Governor Ron DeSantis signed into law Senate Bill 1194, a statewide transportation bill that specifically voids any local referendum or initiative that restricts maritime commerce. The attempt by 62% of Key West voters to keep large cruise ships away and limit the number of people who can come each by ship represents such a restriction.
The Florida Harbor Pilots Association, whose members’ livelihood depends on the cruise ship industry, applauded DeSantis for signing, rather than vetoing, the bill.
“This critical legislation ensures that local ballot initiatives cannot restrict any type of maritime commerce in Florida seaports, including cruise and cargo activities,” said Capt. Ben Borgie, president of the Florida Harbor Pilots Association. “Maritime commerce is a major economic driver in our state. The commerce that flows into and out of Florida seaports is responsible for creating 900,000 jobs, plays a major role in international trade, innovation, and technology, and supports and is a critical component of Florida’s booming tourism industry.
“Moreover, maritime commerce has a wide-ranging impact on the lives of Floridians across the state, allowing for the free flow of goods and services to all regions — not just the locality of a given port. Given that statewide importance, it is paramount that maritime commerce is not restricted or regulated via local ballot initiatives.
“As guardians of the public’s interest, Florida’s harbor pilots work hard every day to ensure the safe and efficient movement of vessels in state waters and to protect Florida’s marine environment. As such, we are grateful to Gov. DeSantis and to the lawmakers who worked so hard to pass SB 1194 and include provisions to safeguard maritime commerce and help continue growing this vital piece of Florida’s economic success story.”
On the other side of the issue, leaders of the Safer Cleaner Ships Committee, which spearheaded the opposition to large cruise ships and the voter referendums, had hoped for more than a month that DeSantis would veto Senate Bill 1194. The committee’s founders met with the governor’s staff, lobbied his office and called on DeSantis to make environmental protection one of his legacies.
“We urge Gov. Ron DeSantis to continue his strong leadership on the environment,” Arlo Haskell, treasurer and co-founder of the Safer Cleaner Ships Committee, posted recently on the group’s Facebook page. “His veto would send an unmistakable signal that he stands with the fishermen of this state, not with special interests who threaten our fishery.”
But that veto didn’t happen. Now come the questions.
When will cruise ships come back to Key West? Which and how many ships will come? How does Key West reunite and move forward together after one of the most divisive debates in recent island history?
All this and more will be discussed at a special city commission meeting at 5 p.m.

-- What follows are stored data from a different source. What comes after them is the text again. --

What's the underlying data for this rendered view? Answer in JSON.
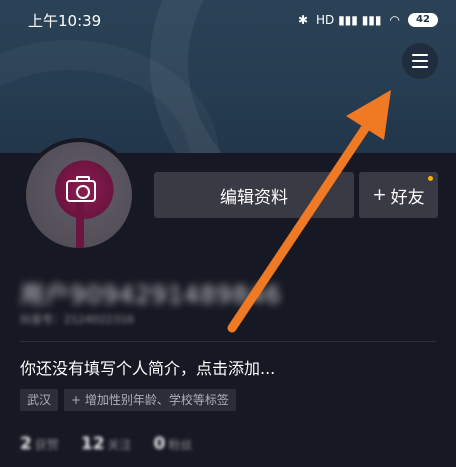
{
  "status_bar": {
    "time": "上午10:39",
    "signal": "HD ▮▮▮ ▮▮▮",
    "battery": "42"
  },
  "header": {
    "menu_icon": "hamburger-menu-icon"
  },
  "profile": {
    "avatar_icon": "camera-icon",
    "edit_button_label": "编辑资料",
    "add_friend_label": "好友",
    "add_friend_icon": "+",
    "username": "用户9094291489846",
    "douyin_id": "抖音号：2124022316",
    "bio": "你还没有填写个人简介，点击添加...",
    "tags": [
      "武汉",
      "+ 增加性别年龄、学校等标签"
    ]
  },
  "stats": [
    {
      "num": "2",
      "label": "获赞"
    },
    {
      "num": "12",
      "label": "关注"
    },
    {
      "num": "0",
      "label": "粉丝"
    }
  ],
  "annotation": {
    "arrow_color": "#f07a23"
  }
}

Tuesday, July 6. There’s only one item on the agenda for discussion: Cruise Ships.
“All city commissioners and the mayor have consistently voiced their support to implement the charter amendments to the extent permissible by law,” Commissioner Sam Kaufman told Keys Weekly on Wednesday. “I expect the city attorney to advise the commission on how to accomplish this. The public can also expect a formal announcement that Mallory Square will not be available for cruise ships that don’t meet the smaller requirements per the city charter. Also, the Commission will likely direct the city manager to negotiate with the Navy to either comply with the charter amendments or allow the City to withdraw from the lease at the Outer Mole pier.”